By Kirchhoff's loop rule, the sum of the potential drops across a closed loop is zero. Going in the direction of conventional current across a battery (negative to minus, thus in the opposite direction of $\vec{E}$) we have a positive voltage term. Subsequently, resistors must have potential drops to make the loop sum to zero. Therefore, for resistors our conventional current will cross resistors going in the direction of the electric field. Instead of gaining potential going across a resistor, our conventional current is having work done on it by the electric field across the resistor and thus having a potential drop in the loop.

My main question

So I've read a lot on stackexchange and quora about beliefs that resistors slow down electrons are overly-simplified, and even a post detailing the fact that resistors are materials with low free-charge carrier density. But I still haven't figured out how a resistor can create an electric field. I do understand it basically in the case of a battery being the result of chemical processes generating an EMF, but not in the case for resistors.

Previous beliefs I would say that the resistor causes a clogging of electrons on one side thus making the other side +ve. However, not only is this overly simplified but intuitively it seems that the side of electron clogging will be the side before entering the resistor thus by even that logic the resistor would form an electric field going opposite the flow of conventional current. In return, this resistor would not cause a potential drop but instead a raise.

Answer 1

$\let\s=\sigma$ I'd like to give an upside-down answer. Resistors don't produce or distribute electric field. It would exist independently of resistor. On the contrary, given a field a resistor determines the current it allows to traverse itself. The main equation is $$j=\sigma E \tag1$$ where $\sigma=1/\rho$ is conductivity.

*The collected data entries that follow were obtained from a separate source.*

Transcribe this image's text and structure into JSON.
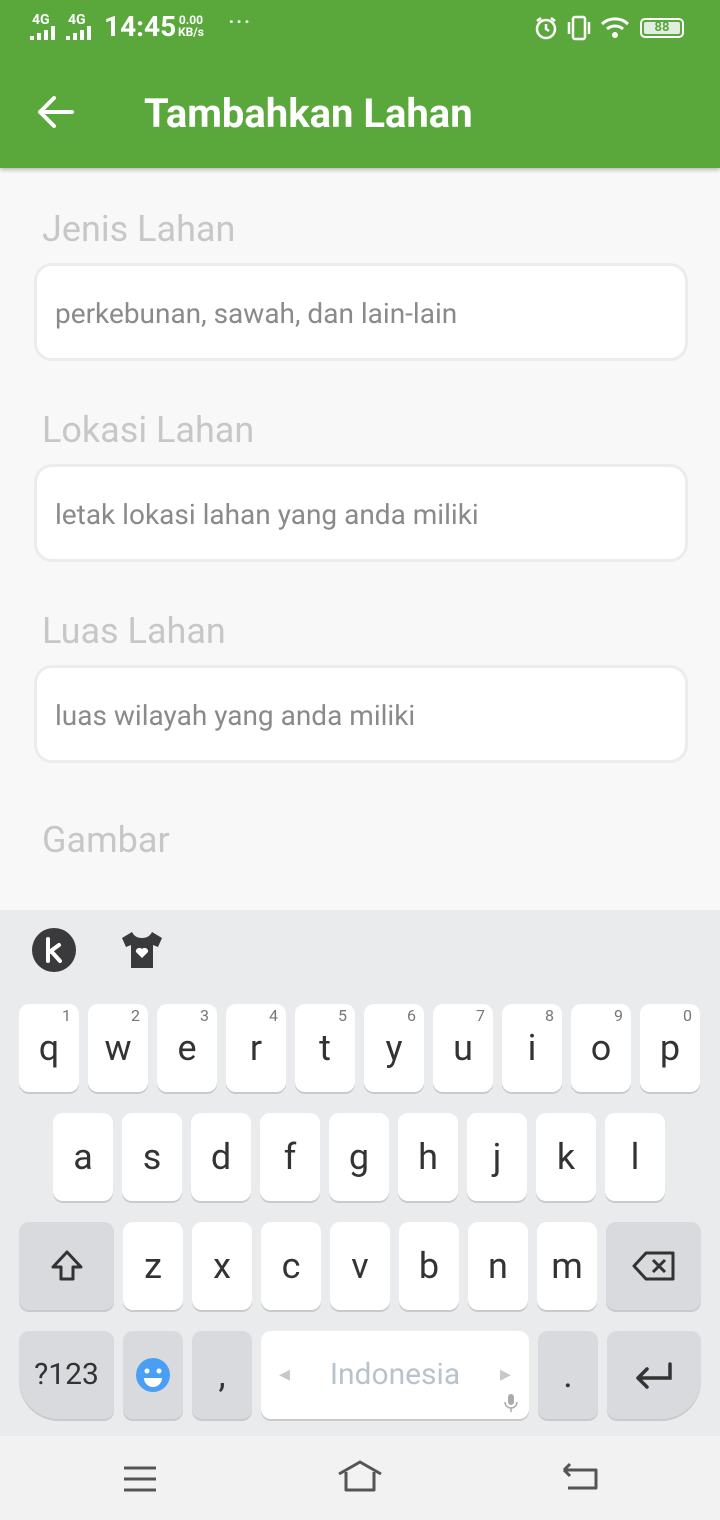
{
  "status": {
    "signal1": "4G",
    "signal2": "4G",
    "time": "14:45",
    "speed_value": "0.00",
    "speed_unit": "KB/s",
    "more": "···",
    "battery": "88"
  },
  "header": {
    "title": "Tambahkan Lahan"
  },
  "form": {
    "jenis": {
      "label": "Jenis Lahan",
      "placeholder": "perkebunan, sawah, dan lain-lain"
    },
    "lokasi": {
      "label": "Lokasi Lahan",
      "placeholder": "letak lokasi lahan yang anda miliki"
    },
    "luas": {
      "label": "Luas Lahan",
      "placeholder": "luas wilayah yang anda miliki"
    },
    "gambar": {
      "label": "Gambar"
    }
  },
  "keyboard": {
    "row1": [
      {
        "k": "q",
        "n": "1"
      },
      {
        "k": "w",
        "n": "2"
      },
      {
        "k": "e",
        "n": "3"
      },
      {
        "k": "r",
        "n": "4"
      },
      {
        "k": "t",
        "n": "5"
      },
      {
        "k": "y",
        "n": "6"
      },
      {
        "k": "u",
        "n": "7"
      },
      {
        "k": "i",
        "n": "8"
      },
      {
        "k": "o",
        "n": "9"
      },
      {
        "k": "p",
        "n": "0"
      }
    ],
    "row2": [
      "a",
      "s",
      "d",
      "f",
      "g",
      "h",
      "j",
      "k",
      "l"
    ],
    "row3": [
      "z",
      "x",
      "c",
      "v",
      "b",
      "n",
      "m"
    ],
    "symbols": "?123",
    "comma": ",",
    "space": "Indonesia",
    "period": "."
  }
}
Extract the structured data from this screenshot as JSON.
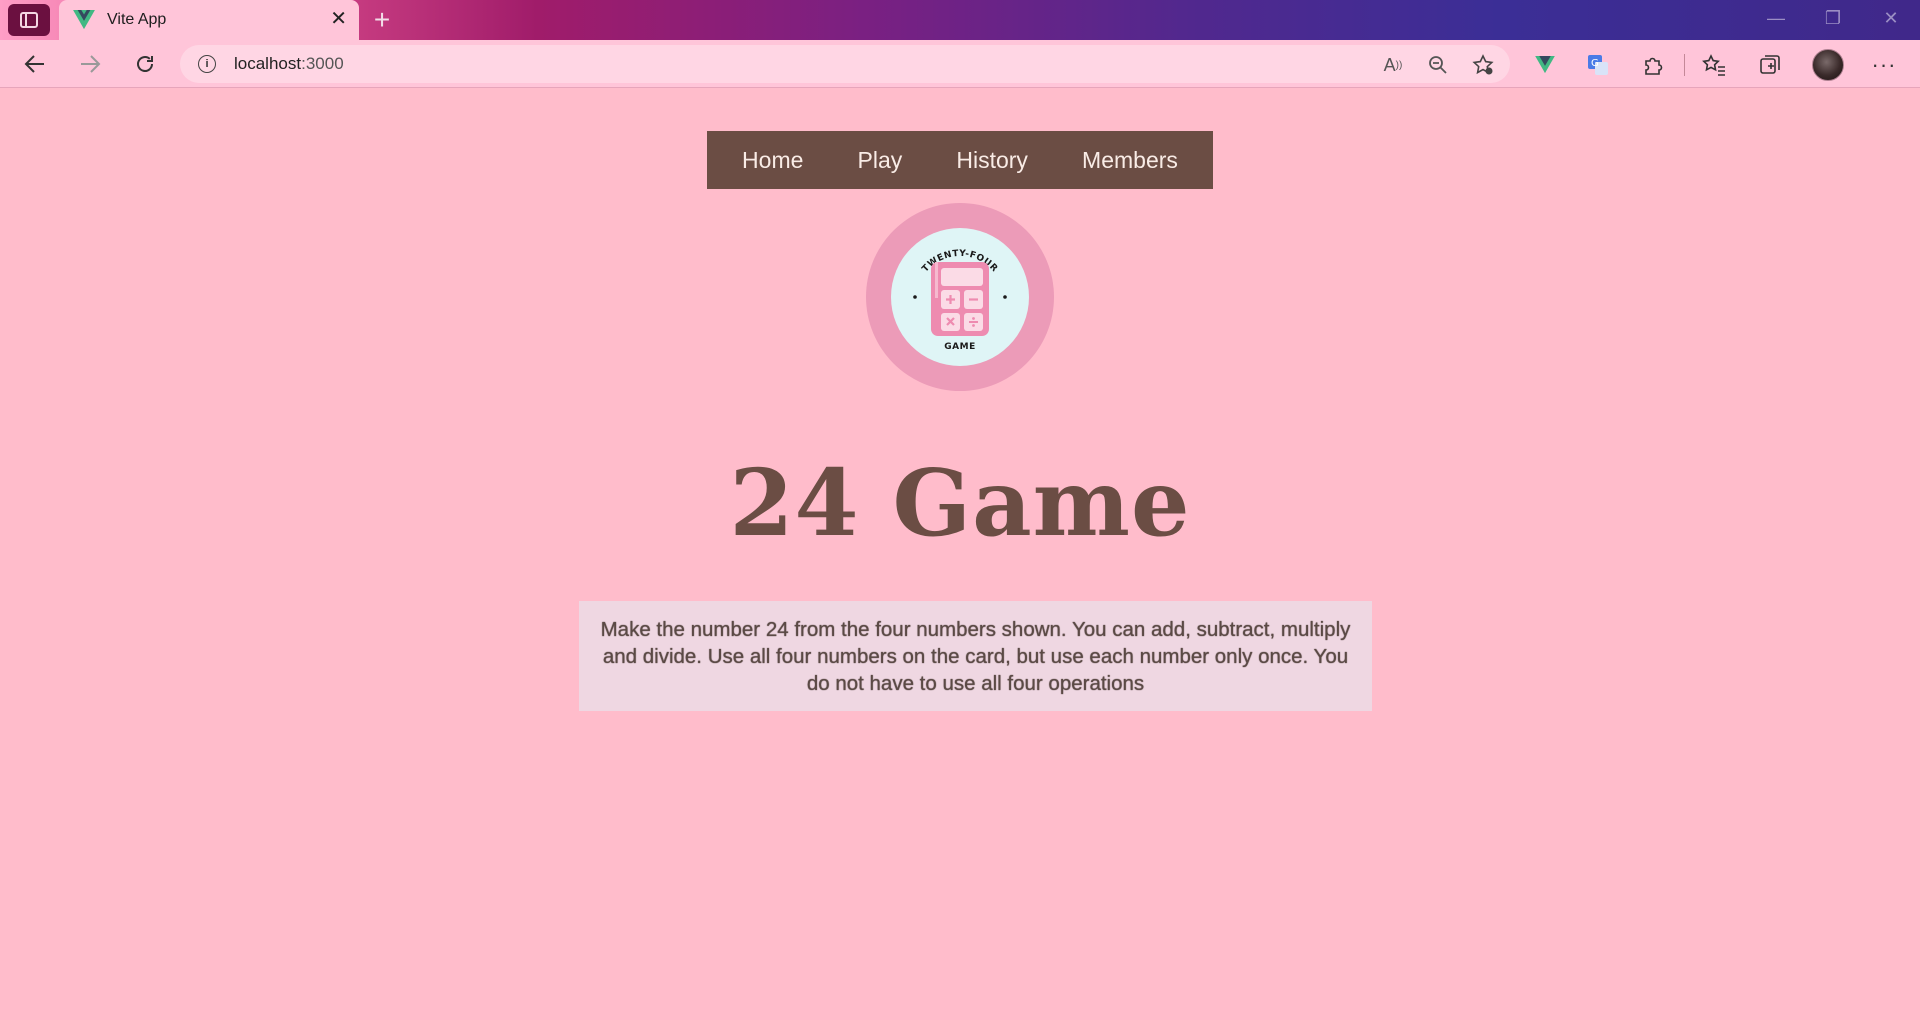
{
  "browser": {
    "tab_title": "Vite App",
    "tab_close": "✕",
    "new_tab": "+",
    "url_host": "localhost",
    "url_port": ":3000"
  },
  "nav": {
    "items": [
      "Home",
      "Play",
      "History",
      "Members"
    ]
  },
  "logo": {
    "top_text": "TWENTY-FOUR",
    "bottom_text": "GAME"
  },
  "main": {
    "title": "24 Game",
    "rules": "Make the number 24 from the four numbers shown. You can add, subtract, multiply and divide. Use all four numbers on the card, but use each number only once. You do not have to use all four operations"
  },
  "colors": {
    "page_bg": "#ffbccb",
    "nav_bg": "#6b4d44",
    "title": "#6b4d44",
    "logo_ring": "#ec9bb8",
    "logo_inner": "#dff5f6"
  }
}
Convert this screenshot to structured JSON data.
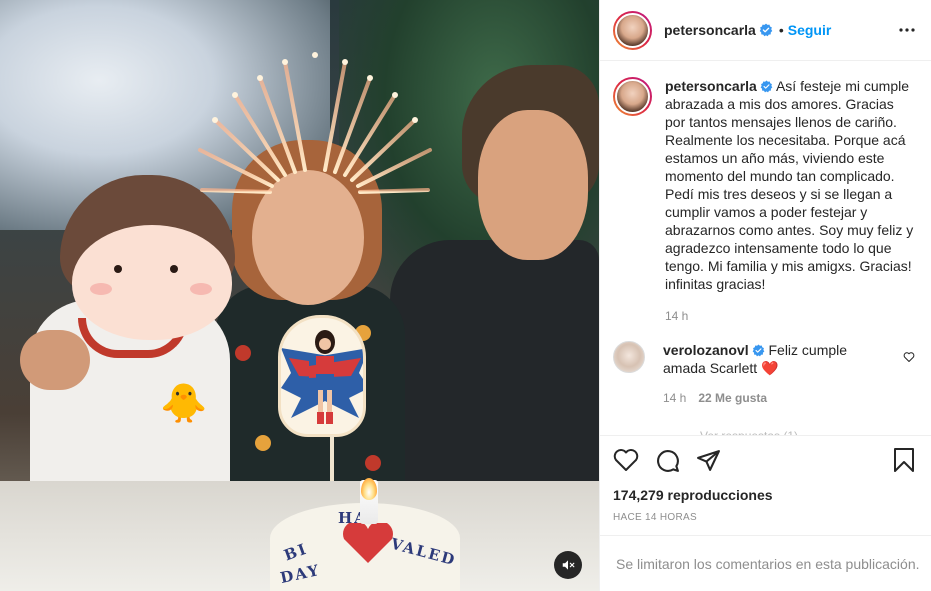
{
  "post": {
    "author": {
      "username": "petersoncarla",
      "verified": true,
      "follow_label": "Seguir",
      "separator": "•"
    },
    "media": {
      "type": "video",
      "overlay_emoji": "🐥",
      "cake_writing": [
        "BI",
        "HA",
        "DAY",
        "VALED"
      ],
      "mute_icon": "speaker-muted-icon"
    },
    "caption": {
      "username": "petersoncarla",
      "text": "Así festeje mi cumple abrazada a mis dos amores. Gracias por tantos mensajes llenos de cariño. Realmente los necesitaba. Porque acá estamos un año más, viviendo este momento del mundo tan complicado. Pedí mis tres deseos y si se llegan a cumplir vamos a poder festejar y abrazarnos como antes. Soy muy feliz y agradezco intensamente todo lo que tengo. Mi familia y mis amigxs. Gracias! infinitas gracias!",
      "time": "14 h"
    },
    "comments": [
      {
        "username": "verolozanovl",
        "verified": true,
        "text": "Feliz cumple amada Scarlett",
        "emoji": "❤️",
        "time": "14 h",
        "likes": "22 Me gusta",
        "view_replies": "Ver respuestas (1)"
      }
    ],
    "stats": {
      "views": "174,279 reproducciones",
      "timestamp": "HACE 14 HORAS"
    },
    "comments_limited": "Se limitaron los comentarios en esta publicación.",
    "colors": {
      "accent": "#0095f6",
      "verified": "#3897f0",
      "muted_text": "#8e8e8e",
      "heart_red": "#e0245e"
    }
  }
}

Let me explain it with a simple example. You're given a plane capacitor, but it instead of a dielectric contains a conductor, of significant resistivity. If that peculiar "capacitor" is connected to a battery of negligible internal resistance, then in the space between plates you'll observe an electric field $E=V/d$ (obvious symbols) exactly like if it were a true capacitor, with vacuum, air or dielectric in between.

That field would accelerate free electrons if they were really free, but it's never so in a solid matter (superconductors apart). Electrons experience a friction due to collisions with fixed positive charges and the average effect is that they acquire a drift velocity proportional to $E$: $v=-\mu E$ where $\mu$ is called mobility (electrons are negative and move in opposite direction to the field). If there are $n$ electrons per unit volume it easily follows that electrons' drift causes a current density $$j = -nev = ne\mu E.$$ Thus we get to eq. (1) with $\s=ne\mu$.

If capacitor has plates of area $A$ we have $$I = A\,j = \s\,A\,E = {\s\,A \over d}\,V = {V \over R}$$ which is Ohm's law, with $$R = {d \over \s\,A} = {\rho\,d \over A}.$$